The Growing Importance of U.S. Ethanol Exports for Industrial Uses

  |   Trade Spotlight
Line graph comparing US ethanol exports by their end use.  Historically more of the ethanol has been used for fuel, but in recent years other industrial uses have nearly caught fuel.

The United States transitioned from a net importer of ethanol in 2009 to the world’s largest supplier, exporting a record 1.7 billion gallons in 2018. While the use of ethanol as a fuel for blending with gasoline accounted for three-fourths of the export expansion, ethanol for other nonfuel industrial applications has seen slower but steady growth. With expanding uses for industrial ethanol, global demand will grow, including use as disinfectants, solvents, carriers in foods and cosmetics, commercial deicers, pharmaceuticals, and organic chemical manufacturing. The recent increased export demand for U.S. industrial ethanol is mainly tied to two factors: 1) demand for disinfectants and, more importantly, 2) growing industrial use from the manufacturing sectors of the Republic of Korea (South Korea), India, Mexico, Nigeria, and Europe.

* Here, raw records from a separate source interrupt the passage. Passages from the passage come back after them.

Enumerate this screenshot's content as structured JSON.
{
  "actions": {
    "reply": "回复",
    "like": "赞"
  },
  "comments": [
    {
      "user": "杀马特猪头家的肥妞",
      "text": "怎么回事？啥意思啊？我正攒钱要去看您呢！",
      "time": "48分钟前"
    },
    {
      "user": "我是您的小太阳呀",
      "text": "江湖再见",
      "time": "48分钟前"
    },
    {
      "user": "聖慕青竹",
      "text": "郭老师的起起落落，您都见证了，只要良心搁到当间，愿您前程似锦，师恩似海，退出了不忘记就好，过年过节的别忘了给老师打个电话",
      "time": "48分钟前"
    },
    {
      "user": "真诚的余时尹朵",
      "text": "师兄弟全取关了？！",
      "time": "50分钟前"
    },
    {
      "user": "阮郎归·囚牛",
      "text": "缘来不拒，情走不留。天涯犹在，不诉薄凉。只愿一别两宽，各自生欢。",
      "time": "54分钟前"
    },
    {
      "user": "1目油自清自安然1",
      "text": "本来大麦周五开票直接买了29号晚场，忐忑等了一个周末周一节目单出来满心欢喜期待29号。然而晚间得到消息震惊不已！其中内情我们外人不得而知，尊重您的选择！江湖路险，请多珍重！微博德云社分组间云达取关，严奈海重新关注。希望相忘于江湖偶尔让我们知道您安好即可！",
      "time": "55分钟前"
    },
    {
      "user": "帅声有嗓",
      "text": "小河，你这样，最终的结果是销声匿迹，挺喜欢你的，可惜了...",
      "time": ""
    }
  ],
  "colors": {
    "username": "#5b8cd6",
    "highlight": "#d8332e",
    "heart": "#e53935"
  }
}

Continued global demand for disinfectants, the emergence of biomanufacturing, and rising demand for “lower-carbon” consumer products are expected to expand opportunities for industrial ethanol. Ethanol’s continually improving carbon intensity (CI) score, consumer demand for environmentally responsible products, and countries’ interest in decreasing their greenhouse gas emissions will continue to create market opportunities for U.S. ethanol exports. Lower CI scoring now means that U.S. ethanol is eligible to compete for 100 percent of Japan’s ethyl tertiary-butyl ether demand. Additionally, new investments in U.S. plants manufacturing sustainable aviation fuel derived from ethanol are underway, creating another potential source of future demand. These developments will support fuel-ethanol exports, which have retreated since 2018 due to setbacks with Brazil, China, and the pandemic.